Summary:
1. Google’s DeepMind AI lab subsidiary released a new version of its Gemini 2.5 Pro LLM called Gemini 2.5 Pro Computer Use, enabling virtual browsing and action-taking on websites.
2. The model is accessible through Browserbase and offers capabilities for developers to create autonomous agents for interface-driven tasks.
3. Performance benchmarks demonstrate Gemini 2.5 Computer Use’s leading results in interface control accuracy and lower latency compared to other AI models.
Article:
Google’s DeepMind AI lab subsidiary has introduced a customized version of its Gemini 2.5 Pro LLM, known as Gemini 2.5 Pro Computer Use. This advanced model allows users to navigate the web, retrieve information, complete forms, and take actions on websites, all through a single text prompt. The model, while not directly available to consumers from Google, is accessible through Browserbase, a company founded by former Twilio engineer Paul Klein.

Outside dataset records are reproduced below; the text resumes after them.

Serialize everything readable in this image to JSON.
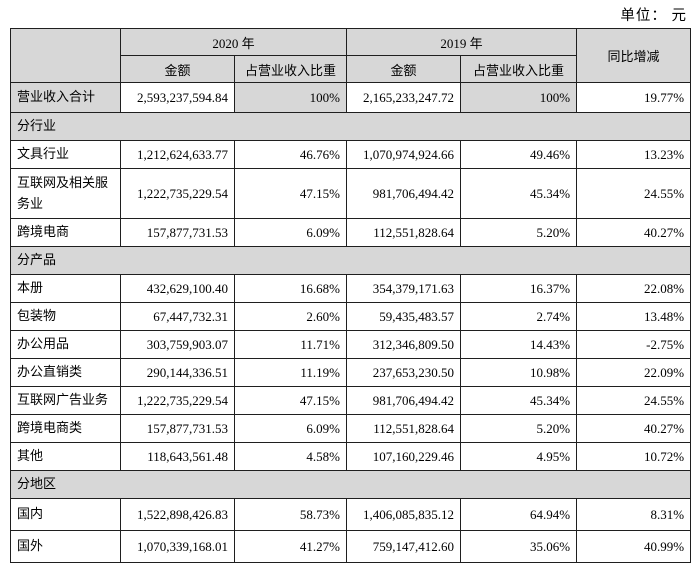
{
  "unit_note": "单位： 元",
  "table": {
    "header": {
      "year_2020": "2020 年",
      "year_2019": "2019 年",
      "yoy": "同比增减",
      "amount": "金额",
      "share": "占营业收入比重"
    },
    "rows": [
      {
        "type": "total",
        "label": "营业收入合计",
        "amount_2020": "2,593,237,594.84",
        "share_2020": "100%",
        "amount_2019": "2,165,233,247.72",
        "share_2019": "100%",
        "yoy": "19.77%"
      },
      {
        "type": "section",
        "label": "分行业"
      },
      {
        "type": "data",
        "label": "文具行业",
        "amount_2020": "1,212,624,633.77",
        "share_2020": "46.76%",
        "amount_2019": "1,070,974,924.66",
        "share_2019": "49.46%",
        "yoy": "13.23%"
      },
      {
        "type": "data",
        "label": "互联网及相关服务业",
        "amount_2020": "1,222,735,229.54",
        "share_2020": "47.15%",
        "amount_2019": "981,706,494.42",
        "share_2019": "45.34%",
        "yoy": "24.55%"
      },
      {
        "type": "data",
        "label": "跨境电商",
        "amount_2020": "157,877,731.53",
        "share_2020": "6.09%",
        "amount_2019": "112,551,828.64",
        "share_2019": "5.20%",
        "yoy": "40.27%"
      },
      {
        "type": "section",
        "label": "分产品"
      },
      {
        "type": "data",
        "label": "本册",
        "amount_2020": "432,629,100.40",
        "share_2020": "16.68%",
        "amount_2019": "354,379,171.63",
        "share_2019": "16.37%",
        "yoy": "22.08%"
      },
      {
        "type": "data",
        "label": "包装物",
        "amount_2020": "67,447,732.31",
        "share_2020": "2.60%",
        "amount_2019": "59,435,483.57",
        "share_2019": "2.74%",
        "yoy": "13.48%"
      },
      {
        "type": "data",
        "label": "办公用品",
        "amount_2020": "303,759,903.07",
        "share_2020": "11.71%",
        "amount_2019": "312,346,809.50",
        "share_2019": "14.43%",
        "yoy": "-2.75%"
      },
      {
        "type": "data",
        "label": "办公直销类",
        "amount_2020": "290,144,336.51",
        "share_2020": "11.19%",
        "amount_2019": "237,653,230.50",
        "share_2019": "10.98%",
        "yoy": "22.09%"
      },
      {
        "type": "data",
        "label": "互联网广告业务",
        "amount_2020": "1,222,735,229.54",
        "share_2020": "47.15%",
        "amount_2019": "981,706,494.42",
        "share_2019": "45.34%",
        "yoy": "24.55%"
      },
      {
        "type": "data",
        "label": "跨境电商类",
        "amount_2020": "157,877,731.53",
        "share_2020": "6.09%",
        "amount_2019": "112,551,828.64",
        "share_2019": "5.20%",
        "yoy": "40.27%"
      },
      {
        "type": "data",
        "label": "其他",
        "amount_2020": "118,643,561.48",
        "share_2020": "4.58%",
        "amount_2019": "107,160,229.46",
        "share_2019": "4.95%",
        "yoy": "10.72%"
      },
      {
        "type": "section",
        "label": "分地区"
      },
      {
        "type": "data",
        "label": "国内",
        "amount_2020": "1,522,898,426.83",
        "share_2020": "58.73%",
        "amount_2019": "1,406,085,835.12",
        "share_2019": "64.94%",
        "yoy": "8.31%"
      },
      {
        "type": "data",
        "label": "国外",
        "amount_2020": "1,070,339,168.01",
        "share_2020": "41.27%",
        "amount_2019": "759,147,412.60",
        "share_2019": "35.06%",
        "yoy": "40.99%"
      }
    ]
  }
}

Gemini 2.5 Computer Use is designed to empower developers in creating agents capable of autonomously performing interface-driven tasks like clicking, typing, scrolling, and filling out forms. Unlike traditional AI systems that rely solely on APIs or structured inputs, this model enables interactions with software visually and functionally, mimicking human behavior.
In hands-on tests, Gemini 2.5 Computer Use showcased successful navigation to websites and completion of tasks like searching for products. However, the model currently lacks direct file system access or native file creation capabilities. Despite this limitation, it offers significant potential for developers seeking to automate UI interactions efficiently.
Performance benchmarks have highlighted Gemini 2.5 Computer Use’s superior accuracy and lower latency compared to other AI systems like OpenAI’s agents. With leading results in interface control accuracy, the model has shown promising outcomes in various benchmark evaluations conducted by Browserbase and Google.
Powered by an interaction loop, agents utilizing the Computer Use model receive user task prompts, interface screenshots, and a history of past actions to produce recommended UI actions. The model incorporates safety measures to ensure secure interactions, including per-step safety services and built-in safeguards to prevent compromising security.
Gemini 2.5 Computer Use is already being adopted across diverse domains, with teams reporting improved efficiency and performance in tasks involving complex data parsing and interface interactions. The model’s technical capabilities, API pricing, and features distinguish it from its predecessor, Gemini 2.5 Pro, offering developers a robust tool for building autonomous agents for various applications.